"You thought me ugly, did you not?"

Then she continued,—

"You are lost, and no one will leave the barricade now. I brought you here, you know, and you are going to die, I feel sure of it. And yet, when I saw the soldier aiming at you, I laid my hand on the muzzle of his gun. How droll that is! But the reason was that I wished to die with you. When I received that bullet I dragged myself here, and as no one saw me I was not picked up. I waited for you and said, 'Will he not come?' Oh, if you only knew how I bit my blouse, for I was suffering so terribly! But now I feel all right. Do you remember the day when I came into your room and looked at myself in your glass, and the day when I met you on the boulevard near the washerwomen? How the birds sang! and it is not so very long ago. You gave me five francs, and I said to you, 'I do not want your money.' I hope you picked up your coin, for you are not rich, and I did not think of telling you to pick it up. The sun was shining and it was not at all cold. Do you remember, Monsieur Marius? Oh, I am so happy, for everybody is going to die!"

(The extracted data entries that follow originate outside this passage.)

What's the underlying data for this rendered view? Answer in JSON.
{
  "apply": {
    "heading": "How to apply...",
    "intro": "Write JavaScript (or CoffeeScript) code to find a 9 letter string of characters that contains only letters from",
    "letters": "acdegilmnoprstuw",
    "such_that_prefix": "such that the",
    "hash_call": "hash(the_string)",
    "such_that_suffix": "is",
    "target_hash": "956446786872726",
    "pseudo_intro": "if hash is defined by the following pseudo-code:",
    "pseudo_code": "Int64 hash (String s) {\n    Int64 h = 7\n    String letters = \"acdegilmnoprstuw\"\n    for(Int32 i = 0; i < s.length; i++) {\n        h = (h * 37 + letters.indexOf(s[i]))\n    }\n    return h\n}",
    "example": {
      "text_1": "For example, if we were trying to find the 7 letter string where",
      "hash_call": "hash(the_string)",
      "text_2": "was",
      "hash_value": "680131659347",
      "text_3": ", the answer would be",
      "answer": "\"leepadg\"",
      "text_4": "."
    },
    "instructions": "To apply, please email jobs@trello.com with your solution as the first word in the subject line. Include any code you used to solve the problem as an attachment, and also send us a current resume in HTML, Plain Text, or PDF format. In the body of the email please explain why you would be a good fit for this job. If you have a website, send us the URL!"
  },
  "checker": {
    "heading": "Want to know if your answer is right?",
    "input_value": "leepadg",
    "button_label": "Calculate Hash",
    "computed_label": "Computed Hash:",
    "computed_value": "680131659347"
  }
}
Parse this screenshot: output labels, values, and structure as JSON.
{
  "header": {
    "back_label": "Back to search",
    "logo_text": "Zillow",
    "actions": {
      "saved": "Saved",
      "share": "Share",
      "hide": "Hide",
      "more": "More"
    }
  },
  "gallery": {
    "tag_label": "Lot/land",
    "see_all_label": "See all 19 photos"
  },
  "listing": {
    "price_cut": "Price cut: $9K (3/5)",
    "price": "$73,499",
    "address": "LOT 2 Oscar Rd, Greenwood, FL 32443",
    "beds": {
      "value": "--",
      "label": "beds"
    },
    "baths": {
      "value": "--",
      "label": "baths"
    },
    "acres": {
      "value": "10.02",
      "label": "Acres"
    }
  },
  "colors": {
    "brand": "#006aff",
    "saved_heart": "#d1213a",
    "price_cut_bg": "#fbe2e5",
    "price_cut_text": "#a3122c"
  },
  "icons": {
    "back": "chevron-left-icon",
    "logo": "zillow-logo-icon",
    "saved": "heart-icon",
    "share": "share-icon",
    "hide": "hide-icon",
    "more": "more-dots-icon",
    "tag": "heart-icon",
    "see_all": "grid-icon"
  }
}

She had a wild, grave, and heart-rending look, and her ragged blouse displayed her naked throat. While speaking, she laid her wounded hand on her chest, in which there was another hole, and whence every moment a stream of blood spirted like a jet of wine from an open bung. Marius gazed at this unfortunate creature with profound compassion.

"Oh," she suddenly continued, "it is coming back! I suffocate!"

She raised her blouse and bit it, and her limbs stiffened on the pavement. At this moment Gavroche's crowing voice could be heard from the barricade: the lad had got on to a table to load his musket, and was gayly singing the song so popular at that day,—

"En voyant Lafayette,
Le gendarme répète:
Sauvons-nous! sauvons-nous! sauvons-nous!"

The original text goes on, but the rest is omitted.